With 20 Official Languages, Is EU Lost in Translation?

James Owen in London
for National Geographic News
February 22, 2005

The European Union has been operating in 20 official languages since ten new member states joined the legislative body last year. With annual translation costs set to rise to 1.3 billion dollars (U.S.), some people question whether EU institutions are becoming overburdened by multilingualism.

Brussels, Belgium, the European Union's headquarters city, is fast getting a reputation as the new Babel. Parliamentary sessions are conducted 20 languages simultaneously. With further countries soon to join the EU, some analysts fear the effectiveness of its institutions could be getting lost in translation.

Czech, Estonian, Hungarian, Latvian, Lithuanian, Maltese, Polish, Slovak, and Slovene are the most recent tongues to become official EU languages. With the countries of Bulgaria, Croatia, and Romania also on the EU membership waiting list, the body is due to accommodate several more languages by 2010.

Even before expansion in 2004, the EU ran the world's largest translation operation—twice as big as that of the United Nations, which has six official languages.

EU institutions currently require around 2,000 written-text translators. They also need 80 interpreters per language per day, half of which operate at the European Parliament. The total annual cost of EU multilingualism will soon rise from 875 million dollars U.S. (670 million euros) to 1.3 billion dollars U.S. (1 billion euros), according to the European Commission, the union's executive body.

The European Parliament requires some 60 interpreters to help elected politicians from the 25 member states understand each other. These interpreters work in soundproofed booths, translating the words of European members of Parliament (MEPs). Even so, unfamiliar words or phrases can leave interpreters lost for words, says Struan Stevenson, a British MEP.

Referring to a debate last month, Stevenson said, "The system ground to a sudden halt when a British MEP described the EU Constitution as 'gobbledygook.' Apparently there is no such word in Polish and some of the other East European languages. The interpreters were flummoxed—and that's another word they'd find hard to tackle."

Comic misunderstandings can arise that become part of Brussels lore. For instance, during an agricultural working group session, "frozen semen" was translated into French as "frozen seamen."

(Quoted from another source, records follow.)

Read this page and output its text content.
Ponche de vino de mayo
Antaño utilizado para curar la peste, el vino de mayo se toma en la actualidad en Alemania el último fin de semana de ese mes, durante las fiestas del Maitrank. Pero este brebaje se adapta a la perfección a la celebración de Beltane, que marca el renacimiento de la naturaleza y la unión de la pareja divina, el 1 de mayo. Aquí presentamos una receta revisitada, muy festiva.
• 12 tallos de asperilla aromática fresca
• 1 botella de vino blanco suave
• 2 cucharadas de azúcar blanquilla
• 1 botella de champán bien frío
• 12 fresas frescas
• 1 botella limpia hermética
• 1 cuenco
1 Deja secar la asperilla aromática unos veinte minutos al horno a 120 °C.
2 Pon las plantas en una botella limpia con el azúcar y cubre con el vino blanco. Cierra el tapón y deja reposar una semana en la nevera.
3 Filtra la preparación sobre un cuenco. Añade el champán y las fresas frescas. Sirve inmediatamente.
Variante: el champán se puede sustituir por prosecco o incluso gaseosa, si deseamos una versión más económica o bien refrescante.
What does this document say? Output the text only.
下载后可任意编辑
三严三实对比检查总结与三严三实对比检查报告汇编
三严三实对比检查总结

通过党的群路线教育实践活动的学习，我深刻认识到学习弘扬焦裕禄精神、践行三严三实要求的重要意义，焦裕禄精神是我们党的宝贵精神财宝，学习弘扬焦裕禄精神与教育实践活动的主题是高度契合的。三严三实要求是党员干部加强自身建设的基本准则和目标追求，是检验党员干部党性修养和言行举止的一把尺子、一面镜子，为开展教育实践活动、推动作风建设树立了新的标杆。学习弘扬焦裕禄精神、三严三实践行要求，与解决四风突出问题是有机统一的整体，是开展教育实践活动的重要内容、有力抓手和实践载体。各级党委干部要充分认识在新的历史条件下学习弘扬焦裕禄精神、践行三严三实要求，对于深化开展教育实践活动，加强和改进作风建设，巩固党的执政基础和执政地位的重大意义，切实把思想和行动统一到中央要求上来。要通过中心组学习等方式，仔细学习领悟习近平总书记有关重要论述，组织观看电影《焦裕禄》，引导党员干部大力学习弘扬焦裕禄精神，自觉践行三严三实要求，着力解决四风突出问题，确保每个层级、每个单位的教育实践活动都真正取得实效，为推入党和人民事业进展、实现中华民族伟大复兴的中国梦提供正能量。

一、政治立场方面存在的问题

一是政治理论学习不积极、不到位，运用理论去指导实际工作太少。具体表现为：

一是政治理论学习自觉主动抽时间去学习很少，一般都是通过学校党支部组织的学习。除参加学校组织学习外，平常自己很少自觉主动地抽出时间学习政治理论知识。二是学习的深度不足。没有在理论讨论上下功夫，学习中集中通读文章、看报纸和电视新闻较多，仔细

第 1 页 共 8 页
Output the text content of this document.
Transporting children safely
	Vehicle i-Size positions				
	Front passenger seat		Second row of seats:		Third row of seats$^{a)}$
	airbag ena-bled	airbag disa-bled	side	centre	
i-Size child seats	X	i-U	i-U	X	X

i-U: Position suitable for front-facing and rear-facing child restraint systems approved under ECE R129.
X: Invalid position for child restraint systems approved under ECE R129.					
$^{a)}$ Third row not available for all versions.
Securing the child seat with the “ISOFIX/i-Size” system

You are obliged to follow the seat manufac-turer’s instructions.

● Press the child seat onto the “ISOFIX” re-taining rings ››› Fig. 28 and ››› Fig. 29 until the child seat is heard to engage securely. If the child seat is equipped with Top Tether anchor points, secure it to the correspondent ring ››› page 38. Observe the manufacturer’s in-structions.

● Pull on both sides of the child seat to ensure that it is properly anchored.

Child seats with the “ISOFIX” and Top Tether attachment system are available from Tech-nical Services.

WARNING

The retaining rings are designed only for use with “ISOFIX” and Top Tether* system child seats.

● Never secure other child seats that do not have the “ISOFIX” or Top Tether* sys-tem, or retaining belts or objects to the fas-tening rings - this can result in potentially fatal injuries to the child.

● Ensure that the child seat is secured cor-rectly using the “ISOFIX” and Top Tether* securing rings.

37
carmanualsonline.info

Another MEP recalls how the expression "out of sight, out of mind" became "invisible lunatic" after a computer-aided translation.

Fundamental Right

On a more serious note, Stevenson said, "Because it is deemed a fundamental right to be able to communicate with your electors in [your] own tongue, the parliament now has to work in 20 different languages. This exercise currently consumes tens of thousands of tons of paper a year, as every word spoken has to be typed up and filed in mountainous archives."

The European Commission (EC), the legislative body of the European Union, says it's essential that legislation is published in the official languages of all member states, because EU citizens can't be expected to comply with laws they don't understand.